With 114 yards to the middle of the green, his downhill approach to the eighth flew to the centre and screwed back, appearing as though it would run out of steam but kept trickling and fell in the left edge.


He stopped to speak to Sky Sports on his way to the ninth tee, and understandably, the Waterford man was pretty pleased with himself.

“That was incredible,” he told the on-course reporter, “It’s something you dream about at Augusta, but even here on the par-3 course.

“I think it was playing 108 and I just hit a sand-wedge. Last year I landed it too short and it spins back, so I know it spins back, so this year I wanted to hit it past and hope for the best and it goes in.”

Despite the relaxed nature of the event, the par-3 patrons erupted, much to Powers surprise and delight.

“It was louder than I would’ve expected,” he admitted, “obviously for a Wednesday, but I’ll take it. It’s a memory I’ll have with me for the rest of my life.”

His media duty done for the day – or so he thought – he sauntered off to the ninth and final hole where, traditional golfing decorum being given a pass for the day, his playing partners had already teed off.

Up stepped the two-time PGA Tour winner and with the hole playing some 20 yards longer, produced a near-carbon copy of the shot at the eighth, pitching a good 30 feet past and drawing back down the slope on the perfect line and dropped as the camera cut back to a jubilant Power who couldn’t contain the laughter.

With no par-3 winner ever going on to win the main event in the same year, players have come to view the dress rehearsal as something of a curse, and it’s common to see a player’s caddie putt out on the last to ensure a good score doesn’t qualify. Power acing the last could’ve potentially thrown a spanner in the works, but, and perhaps fortunately so if he dons the Green Jacket on Sunday, he’d already ensured that his name wouldn’t be on the par-3 contest leaderboard.
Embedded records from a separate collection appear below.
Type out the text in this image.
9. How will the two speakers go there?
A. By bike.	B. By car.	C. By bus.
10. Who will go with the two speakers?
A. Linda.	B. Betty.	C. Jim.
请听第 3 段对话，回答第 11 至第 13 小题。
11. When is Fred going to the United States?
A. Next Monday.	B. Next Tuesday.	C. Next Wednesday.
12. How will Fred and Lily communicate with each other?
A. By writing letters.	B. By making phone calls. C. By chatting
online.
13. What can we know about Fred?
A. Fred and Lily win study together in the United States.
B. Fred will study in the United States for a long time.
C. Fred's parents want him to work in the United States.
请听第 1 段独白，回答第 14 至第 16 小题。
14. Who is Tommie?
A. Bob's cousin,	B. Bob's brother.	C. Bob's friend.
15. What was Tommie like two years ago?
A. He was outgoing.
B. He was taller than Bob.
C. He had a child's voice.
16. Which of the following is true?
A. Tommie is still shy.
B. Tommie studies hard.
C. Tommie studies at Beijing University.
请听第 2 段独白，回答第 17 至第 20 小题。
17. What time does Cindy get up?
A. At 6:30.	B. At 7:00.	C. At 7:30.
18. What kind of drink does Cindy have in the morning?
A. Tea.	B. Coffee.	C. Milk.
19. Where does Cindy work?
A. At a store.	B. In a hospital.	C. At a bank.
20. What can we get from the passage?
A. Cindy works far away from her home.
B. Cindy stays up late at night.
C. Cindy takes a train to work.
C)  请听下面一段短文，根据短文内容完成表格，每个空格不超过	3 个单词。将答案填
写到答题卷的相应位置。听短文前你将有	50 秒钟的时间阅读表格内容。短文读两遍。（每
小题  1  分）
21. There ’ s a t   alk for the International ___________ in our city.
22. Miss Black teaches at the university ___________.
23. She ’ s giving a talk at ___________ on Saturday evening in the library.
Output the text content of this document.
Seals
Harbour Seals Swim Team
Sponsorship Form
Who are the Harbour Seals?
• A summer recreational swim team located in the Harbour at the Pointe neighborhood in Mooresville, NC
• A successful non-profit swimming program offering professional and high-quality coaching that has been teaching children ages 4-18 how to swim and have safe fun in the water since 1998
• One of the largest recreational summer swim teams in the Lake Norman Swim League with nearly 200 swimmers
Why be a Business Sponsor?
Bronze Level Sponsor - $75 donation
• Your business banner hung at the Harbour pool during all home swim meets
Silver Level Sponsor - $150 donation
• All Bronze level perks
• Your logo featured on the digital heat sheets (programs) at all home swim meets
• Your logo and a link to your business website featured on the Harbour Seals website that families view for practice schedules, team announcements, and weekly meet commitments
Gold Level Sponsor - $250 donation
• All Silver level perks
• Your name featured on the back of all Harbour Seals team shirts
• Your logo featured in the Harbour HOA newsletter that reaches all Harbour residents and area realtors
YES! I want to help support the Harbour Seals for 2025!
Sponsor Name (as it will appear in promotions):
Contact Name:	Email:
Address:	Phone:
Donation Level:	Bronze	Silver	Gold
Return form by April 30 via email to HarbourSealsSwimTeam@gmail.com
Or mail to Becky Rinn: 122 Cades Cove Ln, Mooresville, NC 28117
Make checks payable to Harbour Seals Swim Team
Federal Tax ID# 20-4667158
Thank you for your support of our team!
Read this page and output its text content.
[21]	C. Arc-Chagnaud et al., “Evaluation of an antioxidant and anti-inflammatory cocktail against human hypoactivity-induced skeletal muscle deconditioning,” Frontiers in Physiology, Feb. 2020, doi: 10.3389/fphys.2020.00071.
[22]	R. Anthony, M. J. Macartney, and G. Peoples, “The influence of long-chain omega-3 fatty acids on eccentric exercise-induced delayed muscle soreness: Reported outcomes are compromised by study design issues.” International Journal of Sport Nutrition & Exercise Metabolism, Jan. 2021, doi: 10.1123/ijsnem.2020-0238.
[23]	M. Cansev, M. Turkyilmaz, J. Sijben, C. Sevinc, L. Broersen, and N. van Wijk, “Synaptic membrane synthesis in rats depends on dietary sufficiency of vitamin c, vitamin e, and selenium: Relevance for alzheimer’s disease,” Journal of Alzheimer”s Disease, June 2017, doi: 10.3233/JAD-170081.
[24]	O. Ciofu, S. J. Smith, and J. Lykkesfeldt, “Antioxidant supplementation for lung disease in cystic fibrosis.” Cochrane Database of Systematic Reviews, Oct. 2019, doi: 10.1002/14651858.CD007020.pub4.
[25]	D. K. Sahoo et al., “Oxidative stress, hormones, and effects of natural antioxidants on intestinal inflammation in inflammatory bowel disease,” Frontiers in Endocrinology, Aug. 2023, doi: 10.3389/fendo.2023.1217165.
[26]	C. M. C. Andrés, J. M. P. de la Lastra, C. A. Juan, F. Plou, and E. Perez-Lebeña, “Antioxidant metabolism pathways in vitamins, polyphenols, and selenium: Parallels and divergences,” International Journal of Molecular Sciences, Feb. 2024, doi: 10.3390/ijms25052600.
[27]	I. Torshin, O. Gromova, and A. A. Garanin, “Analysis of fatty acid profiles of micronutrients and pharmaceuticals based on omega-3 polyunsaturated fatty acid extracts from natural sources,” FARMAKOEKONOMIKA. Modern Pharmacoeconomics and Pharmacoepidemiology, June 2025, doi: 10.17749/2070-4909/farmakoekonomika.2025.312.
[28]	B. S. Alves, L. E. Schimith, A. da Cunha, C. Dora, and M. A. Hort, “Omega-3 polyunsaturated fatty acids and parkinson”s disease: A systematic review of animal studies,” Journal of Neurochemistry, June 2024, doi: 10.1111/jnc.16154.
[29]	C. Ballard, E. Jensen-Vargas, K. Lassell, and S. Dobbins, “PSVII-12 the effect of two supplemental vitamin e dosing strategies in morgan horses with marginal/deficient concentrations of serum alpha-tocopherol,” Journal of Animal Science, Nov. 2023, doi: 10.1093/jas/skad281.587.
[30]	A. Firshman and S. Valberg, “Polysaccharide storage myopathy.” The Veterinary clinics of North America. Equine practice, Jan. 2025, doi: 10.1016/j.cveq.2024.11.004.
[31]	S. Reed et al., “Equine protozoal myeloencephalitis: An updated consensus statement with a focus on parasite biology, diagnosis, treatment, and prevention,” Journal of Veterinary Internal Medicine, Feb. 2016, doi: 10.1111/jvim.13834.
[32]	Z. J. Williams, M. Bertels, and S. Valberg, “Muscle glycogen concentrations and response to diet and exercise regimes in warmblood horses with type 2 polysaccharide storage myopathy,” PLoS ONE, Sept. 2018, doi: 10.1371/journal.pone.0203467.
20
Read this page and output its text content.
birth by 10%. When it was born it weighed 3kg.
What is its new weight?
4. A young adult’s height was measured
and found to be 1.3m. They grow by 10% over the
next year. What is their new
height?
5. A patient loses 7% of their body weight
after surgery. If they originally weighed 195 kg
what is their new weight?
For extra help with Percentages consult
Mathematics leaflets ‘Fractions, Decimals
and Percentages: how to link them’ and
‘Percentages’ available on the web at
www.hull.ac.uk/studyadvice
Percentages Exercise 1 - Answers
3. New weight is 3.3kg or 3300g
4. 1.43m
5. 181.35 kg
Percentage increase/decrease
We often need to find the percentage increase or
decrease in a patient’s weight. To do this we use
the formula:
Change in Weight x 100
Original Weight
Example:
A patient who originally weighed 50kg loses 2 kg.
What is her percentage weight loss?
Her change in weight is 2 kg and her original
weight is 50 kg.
“My brother’s already hit a couple of putts,” he’d already explained, “I’ve always heard about the curse and there’s no point in messing with that.”

Naturally, the press were eager to get his thoughts after ace number two.

“Yeah, it’s a dream come true,” he replied when asked about the emotional high he was riding. “Obviously to get one was special, but to get the second one was a bit surreal. It was an absolute blast out there.

“It’s obviously such a special tradition here on a Wednesday. Being able to share it with my brother out there, that was probably the best part. Yeah, I don’t know whether it carries into tomorrow, but it’s certainly a lifelong memory that I’ll treasure for a long time.”

Power had 14 holes-in-one prior to today, and he confirmed his intent to count these as 15 and 16. “Geez, absolutely,” he smiled. “I’ll claim anything I can, to be honest with you, so yeah, I’m happy with that.”

As for the ball? Both aces came with the same ProV1, but there’ll be no nostalgic attachment to it. “No, it’s already gone,” he laughed. “But it was fun.”

Power becomes just the third player to have back-to-back aces in the Par-3 contest, following Claude Harmon in 1968 and Toshi Izawa in 2002. His pair today were the third and fourth of the day to that point, and the 105th and 106th in the event’s history and he’ll get his hands on two pieces of the Masters’ coveted crystal that’s reserved for hole-in-ones and eagles in tournament play.

The main event is yet to start, but the Irish are already off to a flyer.